Are the future Steve Schwarzman's of finance taking the GS -> KKR -> HBS route or are they being more entrepreneurial?

WSO makes it seem like the best and smartest people in finance land GS/PJT etc then go to top MF PEs etc. Obviously these guys are insanely smart and talented, but I also read that it's incredibly difficult to make it to the top in MF PE and similar places, and it's obviously a cookie cutter approach. Therefore my question is, are the future Steve Schwarzman's of our generation following that path? Or are they being more entrepreneurial and joining newer funds to grow with or targeting newer more exciting asset classes etc.

12 Comments
 

They take the route of top IB to Top PE, then make it to a senior role at a top PE shop and leave to start their own.

Lots of people from Goldman also leave it seems to start their own shop.

 

I mean Steve himself had this career path: DLJ -> HBS -> Partner at Lehman -> Start BX, which isnt too different from our classis IB -> PE -> MBA -> PE -> Your own fund path.
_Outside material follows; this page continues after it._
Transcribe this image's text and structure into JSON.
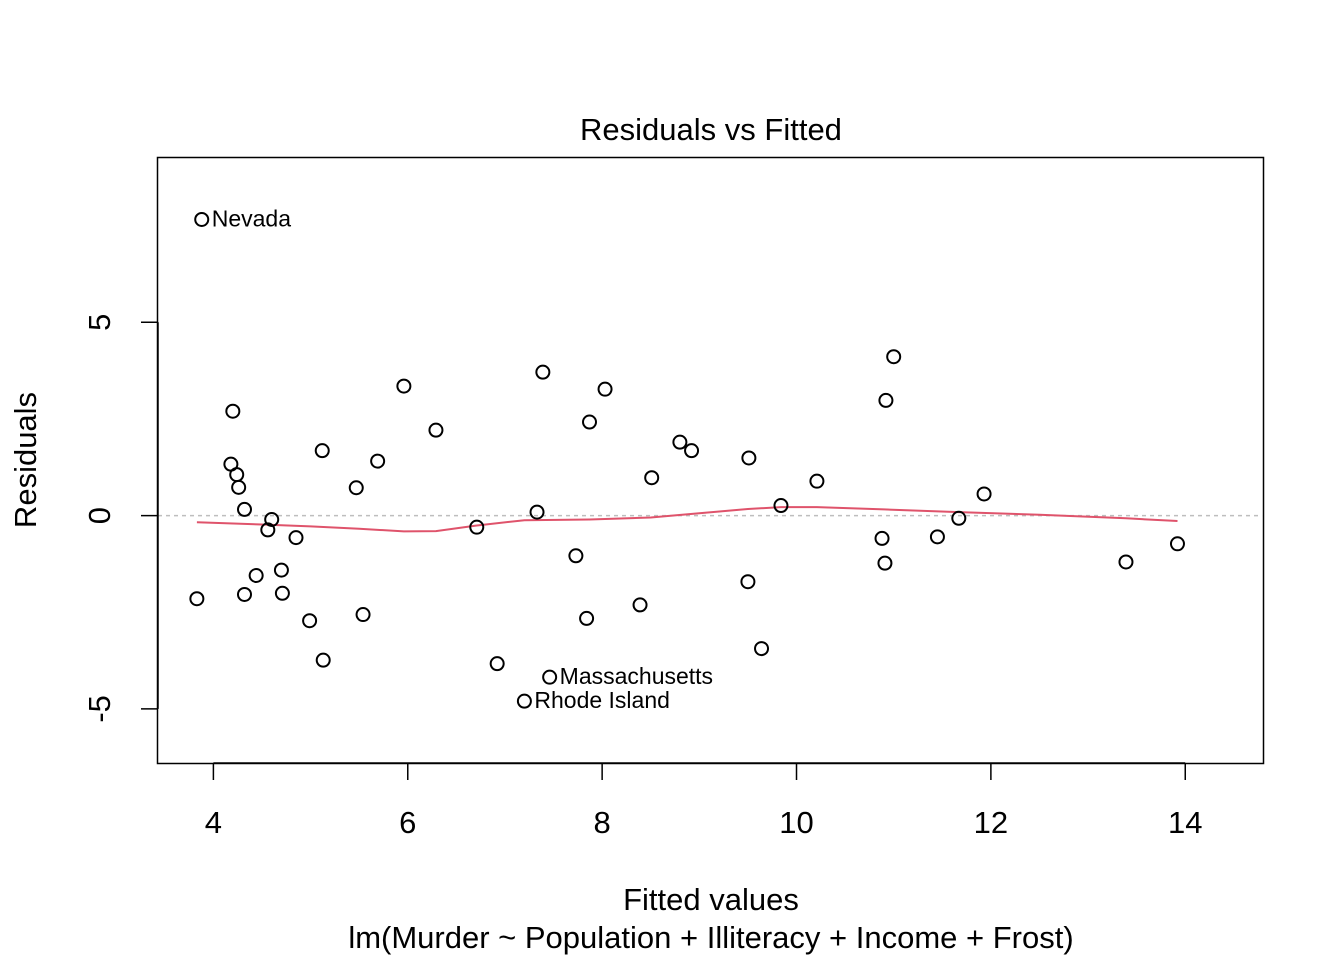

Now if you look at people like David Rubenstein (Politics -> Law -> Carlyle) or Robert Smith (Industry -> MBA -> GS -> Vista), the career path becomes much more different from the traditional routes.

 

Yeah schwarzman may not have been the best example, I was looking at the backgrounds of a lot of PE/HF founders and they were decently untraditional like the two you mentioned.